The latest campaign for the red shed has plagued the country for nearly a month now, sometimes even playing twice in a row on certain unnamed on demand streamers. It opens with a frazzled mother confronted with a challenging scene: her hubby is burning something on the barbie, her son has just traipsed dirt into the house, and the dog is playing tug-of-war with a cushion. You know what will fix that? A little bit of shopping on the thing. 

One, two, three, four, five 
Everybody in the car 
Come on crew let’s ride 
To the Warehouse around the corner 
They’ve got every single thing we need 
To get our life back in order

Far be it from me to judge, but her subsequent purchases feel like that of a woman on the edge of a nervous breakdown (a kiddie pool, sheets, barbecue tools, outdoor seats, swimsuits, gardening tools, books, BIRD FEEDERS PLURAL). Her trolley overfloweth with random goods, including one of those balls covered in nipples and a book called ‘Natural Care’. Oh, and it bears mentioning again that this is all being SUNG to the tune of MAMBO NO. 5. 

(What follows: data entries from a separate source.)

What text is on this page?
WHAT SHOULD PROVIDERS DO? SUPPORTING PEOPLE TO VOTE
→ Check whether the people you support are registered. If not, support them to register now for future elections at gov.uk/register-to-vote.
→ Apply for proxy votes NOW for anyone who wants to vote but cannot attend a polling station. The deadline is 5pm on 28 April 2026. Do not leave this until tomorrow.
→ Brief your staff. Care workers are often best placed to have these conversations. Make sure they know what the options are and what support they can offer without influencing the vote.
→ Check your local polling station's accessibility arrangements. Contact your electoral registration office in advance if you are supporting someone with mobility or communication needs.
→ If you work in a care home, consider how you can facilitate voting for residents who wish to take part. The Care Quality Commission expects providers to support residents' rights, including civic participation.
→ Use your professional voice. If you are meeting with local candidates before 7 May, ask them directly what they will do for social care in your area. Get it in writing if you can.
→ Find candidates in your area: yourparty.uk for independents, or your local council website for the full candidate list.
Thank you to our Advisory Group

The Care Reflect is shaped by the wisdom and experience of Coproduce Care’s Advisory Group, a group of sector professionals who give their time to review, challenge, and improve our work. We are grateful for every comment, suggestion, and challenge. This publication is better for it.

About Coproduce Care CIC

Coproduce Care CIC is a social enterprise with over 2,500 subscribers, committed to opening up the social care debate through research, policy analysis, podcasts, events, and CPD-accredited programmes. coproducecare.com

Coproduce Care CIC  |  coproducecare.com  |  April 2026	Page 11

You might think that having a little bit of nipple ball in your life is probably when it is time to call it a day, but this woman is utterly manic. “What else do we need? / They probably have it all in store! / Everywhere I look! / There’s bargains galore!” A snorkel mask! Pet treats! Cruskits! Even as a fan of both Lou Bega and Cruskits, I never expected to see the two combine forces. And I hate to say it, but Lou Bega deserves better than both Cruskits, and this chorus: 

A little bit of activewear in my life
This brand new dinner set feels just right
A Lego batmobile is all I need
These awesome T-shirts are so sweet
A little bit of sunscreen for the son
A teddy bear to hug me all night long
A comfy pair of new shorts, here I am
A little bit of shopping with the fam

I’ll tip my fedora to the pun re: sunscreen for the son/sun, but I will not clap my hands once, nor clap my hands twice at this total desecration of my sacred Cuban-inspired lothario childhood anthem. The spirit of ‘Mambo No. 5’ is not about awesome T-shirts nor comfy shorts, it is about a womaniser in a huge white suit who sees flirting as “just like a sport” and considers “you can’t run, and you can’t hide” to be a normal thing to say to a woman. 

But the biggest annoyance of all is that this ad is all about drumming up attention, which has clearly worked a charm in this instance. Guess I’ll add my name alongside Angela, Pamela, Sandra and Rita as yet another woman to be deeply played by the ‘Mambo No. 5’ multiverse.